Mehr als zehn Monate nach einer Diskussion beim Weltwirtschaftsforum (WEF) bringt eine österreichische Website, die sich als «Blog für Science und Politik» bezeichnet, einen Artikel über die Veranstaltung: Die deutsche Professorin Maria Leptin habe dort in ihrer Rolle als Präsidentin des Europäischen Forschungsrates die Regierungen ermuntert, das Militär oder religiöse Organisationen zur Impfung der Bevölkerung einzusetzen. Die Regierungen sollten die hinter den Impfstoffen stehende Wissenschaft nicht erklären, sondern die Bürger stattdessen zur Impfung zwingen.

Bewertung

Die Darstellung ist falsch. Die Forscherin hat nicht gesagt, was der Artikel behauptet.

Fakten

Ein Facebook-Post verlinkt zur österreichischen Website tkp.at, die sich Ende November 2023 mit der Diskussion beim WEF beschäftigt. In dem Artikel heißt es unter der Überschrift «EU Beraterin empfiehlt religiöse Organisationen und Militär für Impfkampagne einzusetzen» unter anderem: «Eine einflussreiche Beraterin der EU hat die Regierungen dazu ermuntert, ihren Bürgern nicht länger „die Wissenschaft“ zu erklären, sondern stattdessen das Militär und religiöse Organisationen zur Impfung der Bevölkerung einzusetzen.»

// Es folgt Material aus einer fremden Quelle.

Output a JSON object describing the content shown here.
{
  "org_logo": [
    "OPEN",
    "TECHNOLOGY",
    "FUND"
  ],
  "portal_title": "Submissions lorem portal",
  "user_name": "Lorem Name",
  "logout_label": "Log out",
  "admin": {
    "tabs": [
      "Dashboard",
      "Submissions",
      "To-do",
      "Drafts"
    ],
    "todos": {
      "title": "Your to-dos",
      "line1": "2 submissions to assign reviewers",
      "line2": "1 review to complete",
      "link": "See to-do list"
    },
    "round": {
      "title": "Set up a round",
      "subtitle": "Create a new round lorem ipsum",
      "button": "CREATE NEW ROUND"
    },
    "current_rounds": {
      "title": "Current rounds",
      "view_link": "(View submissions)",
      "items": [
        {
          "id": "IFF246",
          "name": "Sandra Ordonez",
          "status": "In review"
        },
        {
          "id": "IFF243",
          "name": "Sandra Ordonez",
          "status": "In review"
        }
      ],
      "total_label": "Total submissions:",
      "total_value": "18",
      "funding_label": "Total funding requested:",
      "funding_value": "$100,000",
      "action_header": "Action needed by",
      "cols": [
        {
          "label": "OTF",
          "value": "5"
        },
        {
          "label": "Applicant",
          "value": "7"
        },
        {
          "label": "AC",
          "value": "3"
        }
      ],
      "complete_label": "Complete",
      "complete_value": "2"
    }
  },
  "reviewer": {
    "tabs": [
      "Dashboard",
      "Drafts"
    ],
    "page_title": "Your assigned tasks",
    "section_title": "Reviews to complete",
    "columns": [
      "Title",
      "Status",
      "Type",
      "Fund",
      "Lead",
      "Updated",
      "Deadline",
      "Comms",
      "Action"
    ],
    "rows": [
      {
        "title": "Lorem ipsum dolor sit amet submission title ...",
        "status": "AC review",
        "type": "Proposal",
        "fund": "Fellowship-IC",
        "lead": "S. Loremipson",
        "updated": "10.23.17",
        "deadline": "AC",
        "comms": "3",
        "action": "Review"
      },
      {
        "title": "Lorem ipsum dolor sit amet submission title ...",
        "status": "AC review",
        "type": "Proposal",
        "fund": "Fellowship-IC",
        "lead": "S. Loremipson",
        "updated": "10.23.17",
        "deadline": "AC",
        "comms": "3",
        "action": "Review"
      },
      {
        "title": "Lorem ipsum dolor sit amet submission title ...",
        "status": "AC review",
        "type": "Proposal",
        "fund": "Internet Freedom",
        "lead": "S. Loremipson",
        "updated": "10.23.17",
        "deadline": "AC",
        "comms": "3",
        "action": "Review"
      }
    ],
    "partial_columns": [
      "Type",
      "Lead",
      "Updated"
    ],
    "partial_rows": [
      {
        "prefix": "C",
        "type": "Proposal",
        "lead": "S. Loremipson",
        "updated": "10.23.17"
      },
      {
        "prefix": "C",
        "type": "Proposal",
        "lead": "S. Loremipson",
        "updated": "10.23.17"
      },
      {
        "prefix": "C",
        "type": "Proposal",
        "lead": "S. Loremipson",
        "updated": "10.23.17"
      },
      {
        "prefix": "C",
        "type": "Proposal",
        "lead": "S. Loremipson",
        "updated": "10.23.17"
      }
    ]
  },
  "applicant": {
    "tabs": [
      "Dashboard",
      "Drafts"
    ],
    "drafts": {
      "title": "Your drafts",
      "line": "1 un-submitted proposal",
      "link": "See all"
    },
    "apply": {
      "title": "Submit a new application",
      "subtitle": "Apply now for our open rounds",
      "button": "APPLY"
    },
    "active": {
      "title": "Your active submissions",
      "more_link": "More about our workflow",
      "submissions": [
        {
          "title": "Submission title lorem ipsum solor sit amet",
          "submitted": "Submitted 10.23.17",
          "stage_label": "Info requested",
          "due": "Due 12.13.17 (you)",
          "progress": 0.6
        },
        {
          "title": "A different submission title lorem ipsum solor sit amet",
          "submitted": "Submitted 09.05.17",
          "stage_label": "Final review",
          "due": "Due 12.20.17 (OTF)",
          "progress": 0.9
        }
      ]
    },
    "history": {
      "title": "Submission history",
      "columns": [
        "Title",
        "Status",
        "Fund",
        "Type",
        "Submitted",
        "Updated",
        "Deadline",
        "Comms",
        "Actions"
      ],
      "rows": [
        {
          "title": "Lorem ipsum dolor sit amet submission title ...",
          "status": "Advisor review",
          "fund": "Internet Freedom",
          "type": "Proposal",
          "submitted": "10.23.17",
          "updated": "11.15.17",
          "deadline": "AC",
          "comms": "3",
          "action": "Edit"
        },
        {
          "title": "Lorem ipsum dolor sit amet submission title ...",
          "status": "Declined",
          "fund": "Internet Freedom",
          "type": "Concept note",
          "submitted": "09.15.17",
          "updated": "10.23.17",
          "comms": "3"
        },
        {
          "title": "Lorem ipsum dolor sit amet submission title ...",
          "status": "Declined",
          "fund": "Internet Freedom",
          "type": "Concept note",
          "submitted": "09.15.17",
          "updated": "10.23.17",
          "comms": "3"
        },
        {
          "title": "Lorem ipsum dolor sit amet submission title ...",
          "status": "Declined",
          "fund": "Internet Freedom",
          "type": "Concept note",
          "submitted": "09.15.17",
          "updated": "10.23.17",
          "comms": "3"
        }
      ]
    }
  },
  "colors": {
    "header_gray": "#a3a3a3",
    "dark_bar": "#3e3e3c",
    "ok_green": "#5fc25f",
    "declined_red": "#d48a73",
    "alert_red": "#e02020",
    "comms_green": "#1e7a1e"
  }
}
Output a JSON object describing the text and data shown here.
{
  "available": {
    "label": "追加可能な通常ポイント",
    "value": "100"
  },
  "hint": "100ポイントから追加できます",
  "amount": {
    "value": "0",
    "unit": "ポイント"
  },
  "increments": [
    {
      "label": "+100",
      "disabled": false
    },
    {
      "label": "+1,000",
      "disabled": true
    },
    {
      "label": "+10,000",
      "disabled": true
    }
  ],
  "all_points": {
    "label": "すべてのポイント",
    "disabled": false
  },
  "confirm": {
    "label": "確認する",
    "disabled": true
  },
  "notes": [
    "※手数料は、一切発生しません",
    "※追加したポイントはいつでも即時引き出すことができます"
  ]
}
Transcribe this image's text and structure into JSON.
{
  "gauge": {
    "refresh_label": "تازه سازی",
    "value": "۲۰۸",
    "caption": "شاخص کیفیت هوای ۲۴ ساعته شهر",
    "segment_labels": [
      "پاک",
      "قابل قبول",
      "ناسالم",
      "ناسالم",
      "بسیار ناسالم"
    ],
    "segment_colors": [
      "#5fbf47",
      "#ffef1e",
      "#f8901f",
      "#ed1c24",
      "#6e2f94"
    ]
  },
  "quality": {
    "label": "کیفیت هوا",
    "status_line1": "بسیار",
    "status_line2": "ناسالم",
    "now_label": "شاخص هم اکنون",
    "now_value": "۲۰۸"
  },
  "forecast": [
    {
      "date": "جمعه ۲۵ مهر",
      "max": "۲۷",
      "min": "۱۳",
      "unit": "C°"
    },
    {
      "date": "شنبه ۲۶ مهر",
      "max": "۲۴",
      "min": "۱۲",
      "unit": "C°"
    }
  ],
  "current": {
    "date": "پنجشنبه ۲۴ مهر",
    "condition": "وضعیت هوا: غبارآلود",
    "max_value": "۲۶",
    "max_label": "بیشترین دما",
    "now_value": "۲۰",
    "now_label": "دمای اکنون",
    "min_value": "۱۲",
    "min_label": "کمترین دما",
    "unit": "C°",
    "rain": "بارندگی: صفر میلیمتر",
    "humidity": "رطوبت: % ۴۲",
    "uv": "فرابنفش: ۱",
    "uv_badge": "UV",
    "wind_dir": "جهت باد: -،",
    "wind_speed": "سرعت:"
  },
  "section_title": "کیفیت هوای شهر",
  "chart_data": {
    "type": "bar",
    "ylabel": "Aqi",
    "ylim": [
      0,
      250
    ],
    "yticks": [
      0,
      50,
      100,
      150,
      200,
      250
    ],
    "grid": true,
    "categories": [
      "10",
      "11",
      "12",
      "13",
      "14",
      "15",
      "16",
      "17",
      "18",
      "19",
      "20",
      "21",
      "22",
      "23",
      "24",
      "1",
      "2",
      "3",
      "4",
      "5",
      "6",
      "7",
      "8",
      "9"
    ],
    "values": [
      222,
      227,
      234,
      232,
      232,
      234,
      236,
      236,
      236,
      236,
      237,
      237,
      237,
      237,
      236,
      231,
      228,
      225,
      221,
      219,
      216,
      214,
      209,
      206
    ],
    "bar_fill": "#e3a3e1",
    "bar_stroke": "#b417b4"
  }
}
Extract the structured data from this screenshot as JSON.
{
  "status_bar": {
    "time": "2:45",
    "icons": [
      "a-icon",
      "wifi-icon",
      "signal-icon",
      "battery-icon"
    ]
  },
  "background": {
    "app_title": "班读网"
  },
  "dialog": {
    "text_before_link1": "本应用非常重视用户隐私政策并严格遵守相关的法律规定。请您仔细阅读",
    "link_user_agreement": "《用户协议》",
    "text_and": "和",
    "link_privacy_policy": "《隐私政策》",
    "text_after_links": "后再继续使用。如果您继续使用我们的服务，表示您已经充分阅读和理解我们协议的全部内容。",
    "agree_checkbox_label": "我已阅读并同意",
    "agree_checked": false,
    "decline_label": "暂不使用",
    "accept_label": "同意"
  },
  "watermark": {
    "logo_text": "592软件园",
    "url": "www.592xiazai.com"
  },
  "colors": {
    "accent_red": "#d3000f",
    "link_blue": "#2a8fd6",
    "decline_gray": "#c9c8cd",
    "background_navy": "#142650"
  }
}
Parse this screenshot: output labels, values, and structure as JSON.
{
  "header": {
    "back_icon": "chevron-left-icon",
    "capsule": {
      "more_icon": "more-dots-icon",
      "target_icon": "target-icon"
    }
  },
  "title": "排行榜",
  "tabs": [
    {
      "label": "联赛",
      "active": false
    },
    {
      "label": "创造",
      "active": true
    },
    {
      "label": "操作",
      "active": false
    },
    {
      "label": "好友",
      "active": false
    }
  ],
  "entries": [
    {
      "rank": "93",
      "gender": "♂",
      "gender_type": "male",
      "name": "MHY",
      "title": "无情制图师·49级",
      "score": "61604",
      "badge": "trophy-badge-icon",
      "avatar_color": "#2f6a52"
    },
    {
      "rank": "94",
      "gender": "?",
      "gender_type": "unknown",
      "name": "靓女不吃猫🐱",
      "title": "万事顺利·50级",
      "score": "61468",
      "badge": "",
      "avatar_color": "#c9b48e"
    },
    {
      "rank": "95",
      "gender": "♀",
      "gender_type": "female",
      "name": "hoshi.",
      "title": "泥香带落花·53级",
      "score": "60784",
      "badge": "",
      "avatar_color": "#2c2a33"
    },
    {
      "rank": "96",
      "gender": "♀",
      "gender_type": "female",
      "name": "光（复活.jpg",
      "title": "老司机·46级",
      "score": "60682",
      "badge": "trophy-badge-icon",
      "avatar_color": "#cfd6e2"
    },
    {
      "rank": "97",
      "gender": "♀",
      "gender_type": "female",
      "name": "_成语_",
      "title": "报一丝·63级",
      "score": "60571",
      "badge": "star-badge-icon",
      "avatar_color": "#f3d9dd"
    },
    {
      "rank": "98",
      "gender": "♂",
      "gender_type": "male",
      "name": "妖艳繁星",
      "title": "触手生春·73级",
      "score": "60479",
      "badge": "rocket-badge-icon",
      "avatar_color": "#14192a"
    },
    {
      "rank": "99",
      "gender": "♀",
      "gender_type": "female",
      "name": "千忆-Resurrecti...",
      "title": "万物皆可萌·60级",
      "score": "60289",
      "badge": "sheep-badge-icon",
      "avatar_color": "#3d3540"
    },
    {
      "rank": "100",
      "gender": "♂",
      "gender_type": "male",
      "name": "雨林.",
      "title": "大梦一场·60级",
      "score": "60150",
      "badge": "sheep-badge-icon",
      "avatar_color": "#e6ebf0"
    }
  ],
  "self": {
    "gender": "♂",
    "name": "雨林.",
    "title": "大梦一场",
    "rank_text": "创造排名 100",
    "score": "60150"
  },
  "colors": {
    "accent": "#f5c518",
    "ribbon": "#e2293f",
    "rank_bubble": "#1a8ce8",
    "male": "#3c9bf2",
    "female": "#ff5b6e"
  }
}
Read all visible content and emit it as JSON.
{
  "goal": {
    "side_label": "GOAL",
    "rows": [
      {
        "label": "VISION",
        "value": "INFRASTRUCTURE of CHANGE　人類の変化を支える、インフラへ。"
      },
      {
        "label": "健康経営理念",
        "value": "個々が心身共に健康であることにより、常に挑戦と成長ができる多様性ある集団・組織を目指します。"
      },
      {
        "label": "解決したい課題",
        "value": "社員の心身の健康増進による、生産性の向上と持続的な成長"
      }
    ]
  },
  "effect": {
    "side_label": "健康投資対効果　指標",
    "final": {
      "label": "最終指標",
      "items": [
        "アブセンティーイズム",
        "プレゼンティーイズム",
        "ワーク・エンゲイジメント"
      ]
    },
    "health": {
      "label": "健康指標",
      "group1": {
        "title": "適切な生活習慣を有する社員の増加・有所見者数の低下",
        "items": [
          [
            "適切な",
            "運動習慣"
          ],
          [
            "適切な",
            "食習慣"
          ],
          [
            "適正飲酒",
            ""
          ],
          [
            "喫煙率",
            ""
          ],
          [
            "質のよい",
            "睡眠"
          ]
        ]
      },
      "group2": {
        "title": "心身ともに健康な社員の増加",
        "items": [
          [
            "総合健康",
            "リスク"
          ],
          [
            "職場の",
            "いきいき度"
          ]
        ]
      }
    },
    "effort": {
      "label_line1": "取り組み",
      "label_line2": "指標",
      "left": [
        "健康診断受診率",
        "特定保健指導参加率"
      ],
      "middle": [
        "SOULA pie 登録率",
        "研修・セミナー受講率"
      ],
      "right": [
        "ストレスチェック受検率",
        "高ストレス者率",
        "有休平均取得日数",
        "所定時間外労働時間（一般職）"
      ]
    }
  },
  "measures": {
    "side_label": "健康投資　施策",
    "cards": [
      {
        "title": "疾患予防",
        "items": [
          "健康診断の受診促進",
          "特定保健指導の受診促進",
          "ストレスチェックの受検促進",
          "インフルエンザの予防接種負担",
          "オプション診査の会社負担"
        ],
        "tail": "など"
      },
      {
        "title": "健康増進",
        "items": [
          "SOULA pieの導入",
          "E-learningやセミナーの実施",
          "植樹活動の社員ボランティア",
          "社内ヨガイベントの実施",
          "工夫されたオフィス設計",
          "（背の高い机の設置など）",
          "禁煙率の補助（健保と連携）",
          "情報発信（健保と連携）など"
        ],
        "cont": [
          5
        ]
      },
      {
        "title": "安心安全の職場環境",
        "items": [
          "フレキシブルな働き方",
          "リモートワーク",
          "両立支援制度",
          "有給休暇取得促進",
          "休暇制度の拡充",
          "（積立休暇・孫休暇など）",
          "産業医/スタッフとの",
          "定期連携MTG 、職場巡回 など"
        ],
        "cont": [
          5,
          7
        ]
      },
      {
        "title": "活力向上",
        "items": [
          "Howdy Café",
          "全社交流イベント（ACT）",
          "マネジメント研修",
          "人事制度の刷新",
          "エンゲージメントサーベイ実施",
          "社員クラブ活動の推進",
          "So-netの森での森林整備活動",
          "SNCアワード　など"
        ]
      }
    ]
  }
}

Dies habe die Präsidentin des EU-ForschungsratesMaria Leptin, bei einer Veranstaltung des Weltwirtschaftsforums (WEF) gesagt. Der von der EU-Kommission eingerichtete Forschungsrat ist für die Vergabe von Geldern für zukunftsgerichtete grenzüberschreitende Forschungsprojekte in Europa zuständig.

Wissenschaftsleugnung als Problem in der Pandemie

Was bei der WEF-Veranstaltung unter dem Thema «Die Lage der Pandemie» am 18. Januar 2023 tatsächlich (in englischer Sprache) gesagt wurde, ist dank eines sowohl auf der WEF-Webseite als auch bei YouTube verbreiteten Videos auch fast ein Jahr danach noch einwandfrei nachvollziehbar.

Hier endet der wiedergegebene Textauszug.